Bearing in mind this rationale behind the shifting of the burden of proof in disability cases, we reject plaintiff's contention that once the burden of proof shifts to the Commissioner at step five, the Commissioner is then required to prove a claimant's Residual Functional Capacity. The determination of a claimant's Residual Functional Capacity is a determination based upon the severity of his medical and mental impairments. This determination is usually made at stages one through four, when the claimant is proving the extent of his impairments. If a claimant does not secure an official "Residual Functional Capacity" assessment by a medical or psychological examiner, and simply relies on other evidence to prove his impairments, it does not follow that the Commissioner subsequently must provide the RFC assessment at step five. The step five analysis is meant to determine, given the severity of the impairments already proven, whether there are jobs in the economy which a claimant can perform.

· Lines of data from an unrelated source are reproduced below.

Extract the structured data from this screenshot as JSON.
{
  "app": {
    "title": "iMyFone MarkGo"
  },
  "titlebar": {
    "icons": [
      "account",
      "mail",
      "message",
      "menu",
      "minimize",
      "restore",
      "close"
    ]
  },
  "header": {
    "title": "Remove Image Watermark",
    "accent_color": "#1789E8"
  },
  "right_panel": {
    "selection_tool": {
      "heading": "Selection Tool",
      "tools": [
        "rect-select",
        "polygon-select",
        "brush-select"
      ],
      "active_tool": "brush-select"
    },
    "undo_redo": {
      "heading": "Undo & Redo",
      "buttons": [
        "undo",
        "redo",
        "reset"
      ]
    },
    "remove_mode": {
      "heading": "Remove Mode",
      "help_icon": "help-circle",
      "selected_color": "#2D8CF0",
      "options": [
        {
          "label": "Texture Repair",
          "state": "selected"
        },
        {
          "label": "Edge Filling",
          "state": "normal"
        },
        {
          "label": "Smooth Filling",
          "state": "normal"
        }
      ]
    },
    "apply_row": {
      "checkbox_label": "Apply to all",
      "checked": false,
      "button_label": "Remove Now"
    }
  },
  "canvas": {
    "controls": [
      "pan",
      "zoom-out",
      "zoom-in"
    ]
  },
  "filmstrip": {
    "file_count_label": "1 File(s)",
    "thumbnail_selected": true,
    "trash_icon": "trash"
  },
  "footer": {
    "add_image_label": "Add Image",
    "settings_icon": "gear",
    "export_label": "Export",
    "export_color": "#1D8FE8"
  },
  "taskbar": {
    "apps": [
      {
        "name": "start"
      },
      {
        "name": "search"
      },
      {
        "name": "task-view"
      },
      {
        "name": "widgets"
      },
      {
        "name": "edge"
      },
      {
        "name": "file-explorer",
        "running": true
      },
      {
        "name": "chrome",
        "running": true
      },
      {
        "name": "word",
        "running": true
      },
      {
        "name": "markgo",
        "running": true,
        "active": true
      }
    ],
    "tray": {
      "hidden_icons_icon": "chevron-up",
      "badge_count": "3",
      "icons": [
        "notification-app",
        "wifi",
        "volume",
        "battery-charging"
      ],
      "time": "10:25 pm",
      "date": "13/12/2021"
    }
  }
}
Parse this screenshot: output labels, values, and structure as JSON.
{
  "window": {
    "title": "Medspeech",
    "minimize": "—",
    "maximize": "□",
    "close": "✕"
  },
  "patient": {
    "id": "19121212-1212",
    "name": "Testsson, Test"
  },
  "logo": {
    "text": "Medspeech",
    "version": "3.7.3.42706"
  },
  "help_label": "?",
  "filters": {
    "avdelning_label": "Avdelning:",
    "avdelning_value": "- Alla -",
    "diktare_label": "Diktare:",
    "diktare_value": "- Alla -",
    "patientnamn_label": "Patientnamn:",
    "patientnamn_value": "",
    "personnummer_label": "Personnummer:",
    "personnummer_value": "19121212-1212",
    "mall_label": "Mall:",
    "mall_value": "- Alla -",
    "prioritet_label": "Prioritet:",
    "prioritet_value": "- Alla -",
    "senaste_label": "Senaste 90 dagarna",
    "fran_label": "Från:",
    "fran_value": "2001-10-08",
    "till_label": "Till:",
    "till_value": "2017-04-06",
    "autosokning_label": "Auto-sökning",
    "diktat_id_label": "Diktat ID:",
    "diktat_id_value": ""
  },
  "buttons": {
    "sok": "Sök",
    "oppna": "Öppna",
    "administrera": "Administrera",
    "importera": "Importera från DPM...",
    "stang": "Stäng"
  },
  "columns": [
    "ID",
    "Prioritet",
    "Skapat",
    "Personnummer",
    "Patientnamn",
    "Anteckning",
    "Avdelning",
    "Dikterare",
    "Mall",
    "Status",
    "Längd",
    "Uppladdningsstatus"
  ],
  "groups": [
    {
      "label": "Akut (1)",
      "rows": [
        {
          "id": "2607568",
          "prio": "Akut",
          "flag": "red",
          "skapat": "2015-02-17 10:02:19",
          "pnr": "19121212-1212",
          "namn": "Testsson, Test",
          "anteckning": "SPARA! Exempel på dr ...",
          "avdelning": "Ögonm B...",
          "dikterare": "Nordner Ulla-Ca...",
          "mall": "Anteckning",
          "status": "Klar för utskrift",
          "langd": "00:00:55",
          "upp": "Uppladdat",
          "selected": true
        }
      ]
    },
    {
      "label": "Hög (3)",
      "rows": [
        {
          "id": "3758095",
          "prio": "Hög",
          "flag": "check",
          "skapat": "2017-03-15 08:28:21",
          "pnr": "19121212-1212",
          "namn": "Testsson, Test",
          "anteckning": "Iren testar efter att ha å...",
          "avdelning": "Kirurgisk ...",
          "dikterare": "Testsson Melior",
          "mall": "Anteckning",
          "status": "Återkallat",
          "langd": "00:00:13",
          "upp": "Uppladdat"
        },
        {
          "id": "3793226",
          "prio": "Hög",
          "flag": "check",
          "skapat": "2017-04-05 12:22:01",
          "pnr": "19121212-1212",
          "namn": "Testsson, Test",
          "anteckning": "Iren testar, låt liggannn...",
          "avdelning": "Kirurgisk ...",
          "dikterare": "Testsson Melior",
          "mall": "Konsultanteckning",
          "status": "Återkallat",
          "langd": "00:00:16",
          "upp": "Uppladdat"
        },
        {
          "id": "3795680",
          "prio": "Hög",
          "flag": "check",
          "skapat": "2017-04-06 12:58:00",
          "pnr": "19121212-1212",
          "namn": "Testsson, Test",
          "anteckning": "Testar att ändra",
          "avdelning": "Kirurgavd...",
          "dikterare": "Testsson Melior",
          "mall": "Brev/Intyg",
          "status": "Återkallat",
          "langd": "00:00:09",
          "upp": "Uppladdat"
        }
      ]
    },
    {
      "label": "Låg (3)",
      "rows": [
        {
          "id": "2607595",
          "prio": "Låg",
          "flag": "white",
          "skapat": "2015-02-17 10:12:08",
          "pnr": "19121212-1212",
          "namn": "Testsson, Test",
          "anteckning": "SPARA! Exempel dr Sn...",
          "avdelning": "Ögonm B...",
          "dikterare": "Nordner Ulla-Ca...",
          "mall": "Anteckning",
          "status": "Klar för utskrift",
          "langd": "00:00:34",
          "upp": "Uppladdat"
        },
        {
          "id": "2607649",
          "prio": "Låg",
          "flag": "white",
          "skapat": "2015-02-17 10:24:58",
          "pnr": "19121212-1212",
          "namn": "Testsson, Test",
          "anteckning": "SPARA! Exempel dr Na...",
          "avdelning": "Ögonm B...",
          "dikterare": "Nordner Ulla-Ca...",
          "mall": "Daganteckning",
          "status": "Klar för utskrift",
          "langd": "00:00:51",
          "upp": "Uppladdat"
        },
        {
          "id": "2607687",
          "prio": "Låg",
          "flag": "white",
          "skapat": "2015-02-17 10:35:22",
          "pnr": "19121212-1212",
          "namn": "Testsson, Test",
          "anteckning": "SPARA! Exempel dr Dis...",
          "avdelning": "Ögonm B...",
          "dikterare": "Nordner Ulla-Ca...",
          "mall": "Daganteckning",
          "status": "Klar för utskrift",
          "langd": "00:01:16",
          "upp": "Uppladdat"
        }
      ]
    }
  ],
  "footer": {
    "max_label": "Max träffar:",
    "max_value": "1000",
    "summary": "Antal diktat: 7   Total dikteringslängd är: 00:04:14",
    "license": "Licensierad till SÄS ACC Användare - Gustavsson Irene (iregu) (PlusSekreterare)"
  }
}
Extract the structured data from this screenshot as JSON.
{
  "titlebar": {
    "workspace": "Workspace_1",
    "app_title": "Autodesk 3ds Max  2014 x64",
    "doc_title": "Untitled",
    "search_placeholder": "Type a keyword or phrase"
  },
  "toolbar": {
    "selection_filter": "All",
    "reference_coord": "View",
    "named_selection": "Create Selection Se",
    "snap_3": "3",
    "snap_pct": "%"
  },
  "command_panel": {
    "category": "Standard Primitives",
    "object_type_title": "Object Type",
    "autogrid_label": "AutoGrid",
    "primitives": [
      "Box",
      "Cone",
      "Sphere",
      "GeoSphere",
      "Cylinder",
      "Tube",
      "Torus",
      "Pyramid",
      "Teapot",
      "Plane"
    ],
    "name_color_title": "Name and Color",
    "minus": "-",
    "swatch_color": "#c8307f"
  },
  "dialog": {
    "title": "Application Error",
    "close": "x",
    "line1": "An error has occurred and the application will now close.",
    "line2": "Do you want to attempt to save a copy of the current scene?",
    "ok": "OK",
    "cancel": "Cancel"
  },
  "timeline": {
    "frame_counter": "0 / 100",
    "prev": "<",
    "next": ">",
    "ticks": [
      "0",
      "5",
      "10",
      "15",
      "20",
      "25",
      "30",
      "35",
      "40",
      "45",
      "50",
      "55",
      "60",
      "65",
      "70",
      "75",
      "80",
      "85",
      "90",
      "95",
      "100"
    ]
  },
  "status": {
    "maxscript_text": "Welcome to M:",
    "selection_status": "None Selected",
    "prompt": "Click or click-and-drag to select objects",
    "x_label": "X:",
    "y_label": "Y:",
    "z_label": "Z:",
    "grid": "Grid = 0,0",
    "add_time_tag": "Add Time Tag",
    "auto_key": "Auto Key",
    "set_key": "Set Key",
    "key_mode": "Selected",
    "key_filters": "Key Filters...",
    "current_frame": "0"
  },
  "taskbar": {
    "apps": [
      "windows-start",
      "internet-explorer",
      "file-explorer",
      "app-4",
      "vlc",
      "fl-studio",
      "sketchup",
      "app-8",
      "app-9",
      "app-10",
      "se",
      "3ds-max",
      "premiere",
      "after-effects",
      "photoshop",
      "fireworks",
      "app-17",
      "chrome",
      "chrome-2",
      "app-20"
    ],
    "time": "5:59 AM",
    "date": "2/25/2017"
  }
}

Plaintiff argues that some ambiguous language in Abbott v. Sullivan, 905 F.2d 918 (6th Cir. 1990), demonstrates that the burden of proving RFC also shifts to the Commissioner at step five. The pertinent language states that "[a]t this point [step five], the Secretary bears the burden of demonstrating that, notwithstanding the claimant's impairment, he retains the residual functional capacity to perform specific jobs existing in the national economy." Abbott v. Sullivan, 905 F.2d 918, 926 (6th Cir. 1990). The Abbott case, however, did not specifically address the issue before this court. Taken in context, the language was meant only to emphasize that the burden of proof shifts at step five in order to prove the availability of jobs in the national economy, and should not be read to expand that requirement. To require the Commissioner to prove a claimant's RFC at step five is essentially to partially shift the burden of proof required of a claimant at step four to the Commissioner. For these reasons, we reject the argument that if Residual Functional Capacity is not proven by the claimant before step five, the burden of proving it shifts to the Commissioner.

For the foregoing reasons, we AFFIRM the opinion of the District Court.